All sports training is driven towards this aim. Whether the coaches are aware of the bigger picture or whether they just focus on their area of speciality, everyone is training with a view to be able to solve the problems they find on the field, in the ring, on the court or on the track. Those problems exist within moments.

The popular ‘High Performance Podcast’, with Jake Humphrey and Damien Hughes, has had a wide variety of guests from within sport and beyond. Within each episode, they ask the guest; “What does ‘High Performance’ mean to you?”. One of my favourite answers to this question came from Jonny Wilkinson, generally considered one of the greats within his sport of rugby union. He said High Performance to him was: “All of me in every moment.”

This is a profound answer and what it fundamentally presents is this idea we’ve been discussing. That beyond the physical, technical, tactical and psychological abilities an athlete may possess, it is not a given that they are able to bring all of these to the table at any one time. There are a variety of factors that may affect whether an athlete is able to maximise their ability within any one moment.

While that ball hung in the air over the AT&T Park in San Francisco, while we floated between winning and losing, we were touched by the grace of unknowingness. How interested would we be in these moments if we could confirm their outcome? Imagine football games without the gasp and release of tension that accompanies those mystical moments before the ball hits the back of the net. In sport we find something fundamental to life; the interplay between knowns/unknowns, order/chaos, structure/freedom.

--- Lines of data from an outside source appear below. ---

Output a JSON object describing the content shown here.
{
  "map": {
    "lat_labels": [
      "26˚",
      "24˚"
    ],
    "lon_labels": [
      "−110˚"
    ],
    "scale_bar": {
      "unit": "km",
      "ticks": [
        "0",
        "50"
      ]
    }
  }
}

We all long to know how everything will play out, because we’re vulnerable, because we’re fearful, because it’s nice to win. But we often forget that we also long to be surprised, excited and thrilled. That space in between these poles is living. It’s nice to win because we knew we could lose. When working with athletes, I think it’s important to remember the joy in this dance with the unknown, rather than trying to squeeze all the uncertainty (& joy) out of the journey.

Footnotes:
  1. Schrödinger’s Cat is a thought experiment by physicist Erwin Schrödinger in which a cat sealed in a box is theoretically both alive and dead simultaneously — until the box is opened and the outcome observed. The experiment illustrates how quantum superposition holds multiple possibilities in coexistence until the moment of resolution.